The closure of $B$ is extremely interesting and weird. Remember that $\bar B$ is made of all the limits of sequences from $B$. Fortunately, since $B$ contains a single point, there is a single sequence living in $B$, namely the constant sequence $2, 2, 2, \dots$. Unlike what you expect, the limit of this sequence is not just $2$! Consider an even number $2n$. Pick any open subset containing it; this open subset will then contain all the divisors of $2n$, so in particular it will contain $2$. Any neighbourhood of $2n$ contains the terms of the sequence! This shows that every even number is a limit point for it, which in particular shows that this topology is not Hausdorff. It follows that $\bar B = \{0, 2, 4, 6, \dots\} = \{ 2n \mid n \in \Bbb N \}$.
It immediately follows that $\partial B = \bar B \setminus \mathring B = \{ 2n \mid n \in \Bbb N \}$.
Now, remember that $B'$ is the set of limits of non-constant sequences from $B$. Since the only sequence from $B$ is constant, it follows that $B' = \emptyset$.
It follows immediately that the set of isolated points is $\bar B \setminus B' = \{ 2n \mid n \in \Bbb N \}$.
The exterior of $B$ is, by definition, $\Bbb N \setminus \bar B$ (the odd numbers).
The conclusions hold almost verbatim for every subset made of a single natural number.
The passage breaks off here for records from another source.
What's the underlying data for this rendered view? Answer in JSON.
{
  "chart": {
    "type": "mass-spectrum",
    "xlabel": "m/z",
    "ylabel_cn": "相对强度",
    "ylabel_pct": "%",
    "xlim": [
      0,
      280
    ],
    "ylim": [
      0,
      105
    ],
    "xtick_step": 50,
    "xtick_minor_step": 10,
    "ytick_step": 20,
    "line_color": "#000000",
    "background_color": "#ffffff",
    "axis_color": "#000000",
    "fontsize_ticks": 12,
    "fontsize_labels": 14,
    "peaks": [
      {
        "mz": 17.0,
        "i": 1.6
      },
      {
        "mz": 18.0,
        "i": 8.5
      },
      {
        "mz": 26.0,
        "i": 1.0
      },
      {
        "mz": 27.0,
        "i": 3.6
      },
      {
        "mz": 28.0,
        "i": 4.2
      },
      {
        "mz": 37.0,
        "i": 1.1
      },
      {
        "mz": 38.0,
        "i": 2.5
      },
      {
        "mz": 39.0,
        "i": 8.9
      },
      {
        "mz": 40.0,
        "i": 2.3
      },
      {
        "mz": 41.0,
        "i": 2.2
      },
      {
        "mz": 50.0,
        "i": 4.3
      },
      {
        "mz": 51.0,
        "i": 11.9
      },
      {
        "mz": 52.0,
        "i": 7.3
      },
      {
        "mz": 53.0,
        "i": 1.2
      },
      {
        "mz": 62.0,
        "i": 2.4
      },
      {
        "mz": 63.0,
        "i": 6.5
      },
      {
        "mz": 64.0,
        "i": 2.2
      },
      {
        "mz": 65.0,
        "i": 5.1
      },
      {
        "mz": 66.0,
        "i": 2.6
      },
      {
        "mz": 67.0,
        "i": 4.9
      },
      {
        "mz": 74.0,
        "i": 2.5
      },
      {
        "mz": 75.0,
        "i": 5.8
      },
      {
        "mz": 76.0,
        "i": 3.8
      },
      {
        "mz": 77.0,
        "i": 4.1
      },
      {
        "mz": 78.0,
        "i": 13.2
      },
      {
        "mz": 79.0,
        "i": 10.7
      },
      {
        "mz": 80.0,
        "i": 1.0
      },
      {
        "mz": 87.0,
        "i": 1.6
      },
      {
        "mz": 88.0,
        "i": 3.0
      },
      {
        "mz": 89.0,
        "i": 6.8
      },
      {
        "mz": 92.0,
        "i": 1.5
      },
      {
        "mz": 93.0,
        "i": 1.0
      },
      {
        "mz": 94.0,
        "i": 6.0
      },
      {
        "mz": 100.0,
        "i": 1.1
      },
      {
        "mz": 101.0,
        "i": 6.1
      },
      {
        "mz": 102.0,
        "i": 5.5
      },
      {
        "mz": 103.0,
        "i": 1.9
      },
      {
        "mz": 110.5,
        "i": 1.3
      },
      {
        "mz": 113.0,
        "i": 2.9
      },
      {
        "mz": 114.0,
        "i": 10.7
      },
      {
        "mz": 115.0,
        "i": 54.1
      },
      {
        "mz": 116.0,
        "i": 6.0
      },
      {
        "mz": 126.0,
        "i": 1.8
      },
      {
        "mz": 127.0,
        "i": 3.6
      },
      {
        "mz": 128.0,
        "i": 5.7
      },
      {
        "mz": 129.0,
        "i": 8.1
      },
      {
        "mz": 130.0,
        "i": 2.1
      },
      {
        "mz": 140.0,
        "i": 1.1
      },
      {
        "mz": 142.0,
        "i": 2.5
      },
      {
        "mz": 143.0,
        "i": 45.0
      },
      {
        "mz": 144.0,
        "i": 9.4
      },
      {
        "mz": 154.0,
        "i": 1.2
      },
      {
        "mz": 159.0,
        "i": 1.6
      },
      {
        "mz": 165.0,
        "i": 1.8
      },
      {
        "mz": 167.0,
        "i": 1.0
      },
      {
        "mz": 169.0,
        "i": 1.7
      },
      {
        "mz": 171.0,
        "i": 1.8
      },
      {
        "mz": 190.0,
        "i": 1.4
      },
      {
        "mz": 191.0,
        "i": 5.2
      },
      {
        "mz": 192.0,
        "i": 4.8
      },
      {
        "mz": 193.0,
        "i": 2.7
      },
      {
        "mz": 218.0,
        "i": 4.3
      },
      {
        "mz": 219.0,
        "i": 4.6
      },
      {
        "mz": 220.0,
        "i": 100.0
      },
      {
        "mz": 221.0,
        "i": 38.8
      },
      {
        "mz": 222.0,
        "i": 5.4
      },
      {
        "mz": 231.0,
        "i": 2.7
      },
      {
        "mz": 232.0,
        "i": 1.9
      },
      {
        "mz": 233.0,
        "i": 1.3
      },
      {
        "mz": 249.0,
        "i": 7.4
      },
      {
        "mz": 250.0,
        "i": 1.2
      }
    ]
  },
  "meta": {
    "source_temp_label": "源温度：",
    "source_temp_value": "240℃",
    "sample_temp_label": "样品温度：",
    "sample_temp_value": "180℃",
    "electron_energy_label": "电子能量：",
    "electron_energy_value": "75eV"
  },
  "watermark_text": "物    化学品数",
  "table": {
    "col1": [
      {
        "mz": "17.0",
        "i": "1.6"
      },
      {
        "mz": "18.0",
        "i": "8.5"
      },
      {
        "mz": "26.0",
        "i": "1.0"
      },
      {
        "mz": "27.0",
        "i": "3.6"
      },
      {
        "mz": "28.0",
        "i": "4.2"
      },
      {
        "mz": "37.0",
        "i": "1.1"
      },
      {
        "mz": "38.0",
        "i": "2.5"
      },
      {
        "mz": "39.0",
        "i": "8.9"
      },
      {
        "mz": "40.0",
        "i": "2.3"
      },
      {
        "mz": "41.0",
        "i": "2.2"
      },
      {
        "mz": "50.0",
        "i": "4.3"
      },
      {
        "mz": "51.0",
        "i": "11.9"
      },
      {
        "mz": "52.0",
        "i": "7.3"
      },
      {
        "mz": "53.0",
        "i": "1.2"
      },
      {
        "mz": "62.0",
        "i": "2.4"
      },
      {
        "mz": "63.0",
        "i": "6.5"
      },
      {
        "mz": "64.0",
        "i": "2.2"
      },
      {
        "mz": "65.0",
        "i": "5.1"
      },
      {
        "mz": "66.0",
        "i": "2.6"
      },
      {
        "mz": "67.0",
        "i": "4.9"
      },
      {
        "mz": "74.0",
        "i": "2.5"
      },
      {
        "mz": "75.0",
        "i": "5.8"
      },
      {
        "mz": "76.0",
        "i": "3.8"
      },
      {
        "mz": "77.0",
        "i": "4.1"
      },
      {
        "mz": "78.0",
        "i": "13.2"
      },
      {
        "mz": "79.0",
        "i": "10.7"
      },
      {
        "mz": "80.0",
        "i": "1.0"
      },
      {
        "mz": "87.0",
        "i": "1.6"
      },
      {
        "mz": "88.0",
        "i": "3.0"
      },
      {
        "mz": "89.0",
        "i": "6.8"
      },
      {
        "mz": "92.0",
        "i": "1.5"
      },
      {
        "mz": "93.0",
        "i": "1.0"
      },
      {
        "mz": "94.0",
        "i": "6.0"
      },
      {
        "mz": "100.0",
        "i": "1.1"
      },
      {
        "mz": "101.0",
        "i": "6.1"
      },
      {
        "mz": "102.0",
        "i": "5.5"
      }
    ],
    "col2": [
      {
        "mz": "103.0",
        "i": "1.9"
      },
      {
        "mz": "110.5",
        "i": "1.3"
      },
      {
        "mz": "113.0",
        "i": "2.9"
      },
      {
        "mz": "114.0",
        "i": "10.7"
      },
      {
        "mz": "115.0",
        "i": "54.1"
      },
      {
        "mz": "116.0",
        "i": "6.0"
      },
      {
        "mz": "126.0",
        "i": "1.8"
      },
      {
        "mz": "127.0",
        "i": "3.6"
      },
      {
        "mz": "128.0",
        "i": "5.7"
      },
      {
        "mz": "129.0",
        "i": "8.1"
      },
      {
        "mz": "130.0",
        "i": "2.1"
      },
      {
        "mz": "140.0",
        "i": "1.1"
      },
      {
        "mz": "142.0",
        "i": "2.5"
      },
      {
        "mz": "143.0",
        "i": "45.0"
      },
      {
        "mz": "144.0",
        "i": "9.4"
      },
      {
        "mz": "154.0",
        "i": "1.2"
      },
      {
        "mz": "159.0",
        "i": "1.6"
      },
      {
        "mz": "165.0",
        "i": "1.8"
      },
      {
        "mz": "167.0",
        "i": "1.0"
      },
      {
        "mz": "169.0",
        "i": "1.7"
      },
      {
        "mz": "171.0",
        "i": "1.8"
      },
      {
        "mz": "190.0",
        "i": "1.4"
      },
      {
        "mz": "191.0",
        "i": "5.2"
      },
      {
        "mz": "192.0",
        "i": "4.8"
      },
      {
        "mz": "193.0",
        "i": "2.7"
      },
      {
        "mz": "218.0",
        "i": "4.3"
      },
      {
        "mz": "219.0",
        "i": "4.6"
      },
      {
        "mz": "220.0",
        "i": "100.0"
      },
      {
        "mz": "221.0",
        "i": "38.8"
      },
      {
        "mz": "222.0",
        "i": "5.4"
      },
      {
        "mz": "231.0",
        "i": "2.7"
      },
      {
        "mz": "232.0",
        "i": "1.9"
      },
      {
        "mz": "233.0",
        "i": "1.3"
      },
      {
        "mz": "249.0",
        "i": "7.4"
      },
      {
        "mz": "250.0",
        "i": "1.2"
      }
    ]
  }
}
Let us finally study $A$. Remember that the interior of a set is the largest open set contained in it. The subsets of $A$ are $\emptyset, \{1\}, \{3\}, \{4\}, \{1,3\}, \{1,4\}, \{3,4\}, \{1,3,4\}$. Of these, the subsets containing $4$ do not also contain $2$ (which divides $4$), so they cannot belong to the topology. Of the remaining ones, the largest one is abviously $\{1,3\}$, so $\mathring A = \{1,3\}$.
The closure is easier: just remember that the closure commutes with finite unions, so
$$\overline {\{1,3,4\}} = \overline {\{1\}} \cup \overline {\{3\}} \cup \overline {\{3\}} = \{ 1 \cdot n \mid n \in \Bbb N\} \cup \{ 3 \cdot n \mid n \in \Bbb N \} \cup \{ 4 \cdot n \mid n \in \Bbb N \} = \\
\Bbb N \cup 3 \Bbb N \cup 4 \Bbb N = \Bbb N ,$$
where for each set made of a single number I have applied the result obtained previously for $B$.
It immediately follows that $\partial A = \bar A \setminus \mathring A = \Bbb N \setminus \{1,3\}$.
The derived set, too, commutes with finite unions, so $A' = \{1\}' \cup \{3\}' \cup \{4\}' = \emptyset \cup \emptyset \cup \emptyset = \emptyset$, where again I have used the result obtained for $B$.
The isolated points are $\bar A \setminus A' = \Bbb N$.
The exterior is just $\Bbb N \setminus \bar A = \emptyset$.